Brandon Eversgerd
First Quarter Essay
“Amanda and the Five Foundational Lessons”
Lesson # 1
I am necessarily and unavoidably making decisions all the time. These can and do affect me, others and my world. By these decisions, I am determining who I am and the person I am becoming.
Lesson #2
I see the world through "colored lenses." I am necessarily and unavoidably (to a greater or lesser degree) biased.
Lesson #3
The value judgment I make determine my actions. My mental health and happiness (and often those of many others) rests on the validity of these value judgments.
Lesson #4
Any change in the particular beliefs that control my approach to life cannot help but modify and change my life. It will affect the quality and the texture of all I experience.
Lesson #5
The most significant decisions I make in life will be faith decisions.
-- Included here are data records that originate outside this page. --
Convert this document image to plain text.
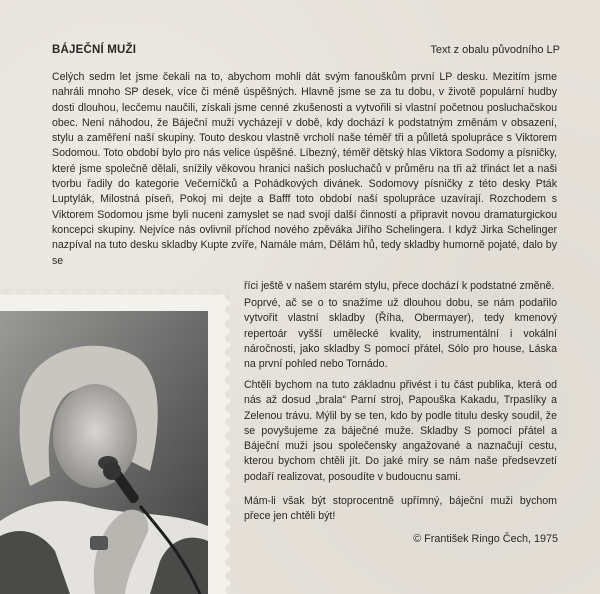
BÁJEČNÍ MUŽI	Text z obalu původního LP

Celých sedm let jsme čekali na to, abychom mohli dát svým fanouškům první LP desku. Mezitím jsme nahráli mnoho SP desek, více či méně úspěšných. Hlavně jsme se za tu dobu, v životě populární hudby dosti dlouhou, lecčemu naučili, získali jsme cenné zkušenosti a vytvořili si vlastní početnou posluchačskou obec. Není náhodou, že Báječní muži vycházejí v době, kdy dochází k podstatným změnám v obsazení, stylu a zaměření naší skupiny. Touto deskou vlastně vrcholí naše téměř tři a půlletá spolupráce s Viktorem Sodomou. Toto období bylo pro nás velice úspěšné. Líbezný, téměř dětský hlas Viktora Sodomy a písničky, které jsme společně dělali, snížily věkovou hranici našich posluchačů v průměru na tři až třináct let a naši tvorbu řadily do kategorie Večerníčků a Pohádkových divánek. Sodomovy písničky z této desky Pták Luptylák, Milostná píseň, Pokoj mi dejte a Bafff toto období naší spolupráce uzavírají. Rozchodem s Viktorem Sodomou jsme byli nuceni zamyslet se nad svojí další činností a připravit novou dramaturgickou koncepci skupiny. Nejvíce nás ovlivnil příchod nového zpěváka Jiřího Schelingera. I když Jirka Schelinger nazpíval na tuto desku skladby Kupte zvíře, Namále mám, Dělám hů, tedy skladby humorně pojaté, dalo by se

říci ještě v našem starém stylu, přece dochází k podstatné změně.

Poprvé, ač se o to snažíme už dlouhou dobu, se nám podařilo vytvořit vlastní skladby (Říha, Obermayer), tedy kmenový repertoár vyšší umělecké kvality, instrumentální i vokální náročnosti, jako skladby S pomocí přátel, Sólo pro house, Láska na první pohled nebo Tornádo.

Chtěli bychom na tuto základnu přivést i tu část publika, která od nás až dosud „brala“ Parní stroj, Papouška Kakadu, Trpaslíky a Zelenou trávu. Mýlil by se ten, kdo by podle titulu desky soudil, že se povyšujeme za báječné muže. Skladby S pomocí přátel a Báječní muži jsou společensky angažované a naznačují cestu, kterou bychom chtěli jít. Do jaké míry se nám naše předsevzetí podaří realizovat, posoudíte v budoucnu sami.

Mám-li však být stoprocentně upřímný, báječní muži bychom přece jen chtěli být!

© František Ringo Čech, 1975
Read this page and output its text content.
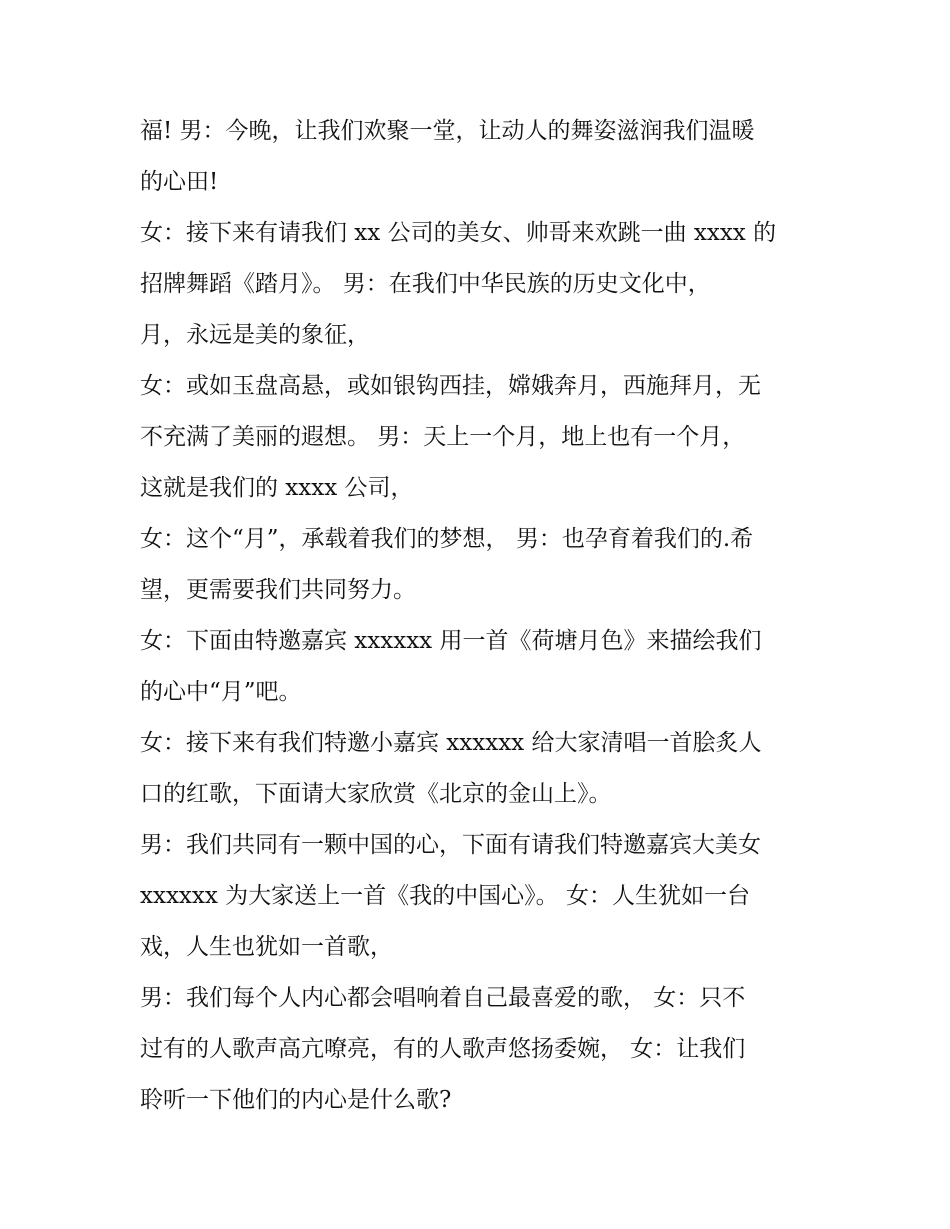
福! 男：今晚，让我们欢聚一堂，让动人的舞姿滋润我们温暖
的心田!
女：接下来有请我们 xx 公司的美女、帅哥来欢跳一曲 xxxx 的
招牌舞蹈《踏月》。 男：在我们中华民族的历史文化中，
月，永远是美的象征，
女：或如玉盘高悬，或如银钩西挂，嫦娥奔月，西施拜月，无
不充满了美丽的遐想。 男：天上一个月，地上也有一个月，
这就是我们的 xxxx 公司，
女：这个“月”，承载着我们的梦想， 男：也孕育着我们的.希
望，更需要我们共同努力。
女：下面由特邀嘉宾 xxxxxx 用一首《荷塘月色》来描绘我们
的心中“月”吧。
女：接下来有我们特邀小嘉宾 xxxxxx 给大家清唱一首脍炙人
口的红歌，下面请大家欣赏《北京的金山上》。
男：我们共同有一颗中国的心，下面有请我们特邀嘉宾大美女
xxxxxx 为大家送上一首《我的中国心》。 女：人生犹如一台
戏，人生也犹如一首歌，
男：我们每个人内心都会唱响着自己最喜爱的歌， 女：只不
过有的人歌声高亢嘹亮，有的人歌声悠扬委婉， 女：让我们
聆听一下他们的内心是什么歌?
Faith is an opinion based upon evidence to which I am committed.
The story of Amanda is a unique on as “She is literally plunged into a swirl of chaotic occurrences…revealing the deeper, hidden knowledge she doesn’t even realize she has asked for.” Amanda begins to question the reality she believed in, but only to find out the reality she believes in, isn’t reality at all. Throughout the movie, Amanda finds who she really is, she conquers her fears, and learns to relax in particular instances.
From the very beginning of the movie, Amanda is making choices. She decides what pictures to take while observing people in a building and also decides on joining the boy on the basketball court. These decisions effect control her life at that moment. Because she opts to play basketball, she is late for the meeting with Bob. Then, while at the train station, she drops her pills, and instead of not worrying about them, she chooses to pick them up, thus missing the train she was supposed to take. These decisions, while they seem logical to her, I mean, who wouldn’t want to visit what appears to be a favorite pastime for Amanda (playing basketball in high school), lead her to the wrong things (e.g. being late for work). But while she makes bad decisions, she also seems to make good decisions that affect her in good ways. For instance, she builds up the courage to actually take the weddings’ pictures and at the reception, seems to lose her fear/lack of trust for men. So Amanda is capable of making good and bad decisions.
The main thing Amanda is biased about is pretty obvious, men. Apparently having a bad experience on her wedding day or throughout that marriage, she seems to not take a liking for men and thus, doesn’t even trust them. “Seeing the world (in this case, men) through colored lenses” she just wants to move on and never have to worry about men again. But when she finally has faith in men, she is happy and has a fabulous time at the wedding reception, choosing to drink and flirt, and even invite the guy onto the dance floor.
Amanda’s friend seems to really love Amanda and truly feel grateful for having permission to sleep at her house. She seems to constantly show signs of love and care to Amanda and he goes to the trouble of making her a photograph book. So, because Amanda let her friend stay in her house, she is loved and looked after. But, like her friend said, she makes a lot of messes and so over time, this could’ve gotten annoying for Amanda. Letting her friend stay at her house had its pros and cons, yet Amanda made the valued judgment and did the nice thing, thus putting others before herself.
When Amanda looks in the mirror and see’s herself getting fatter and fatter, she I seeing what she thinks she is. She is creating her reality and it isn’t what she wants. Later she goes into the bathroom, punches the toothpaste, then starts yelling at herself, “I hate you!” or “You suck!” and constantly brining herself down to something she’s not. But then she remembers the quote from the man at the train stop saying, “If our minds can do that to water, I wonder what our minds can do to us?” and is immediately better. She starts looking more positively on life and ultimately moves onto just being Amanda.
Throughout the movie Amanda starts to rely on herself and other people more than she did before. At the end, she now can put her faith into men. Something she couldn’t even consider doing at the beginning. She also has found herself by having faith and believing she can succeed. Amanda begins to make faith filled decisions, decisions that can only lead to a better understanding of life itself or something that leads her to personal happiness and pleasure.
This movie challenges you, makes you think outside the box, and through the scientists explanations and the story of Amanda, we realize we don’t know everything. We also realize that we aren’t always correct in our assumptions or just how much out emotions and reactions are a part of our lives. Amanda taught us all valuable lessons, including we need to just have faith and long to be ourselves, desiring that much need happiness and joy to get us through our lives.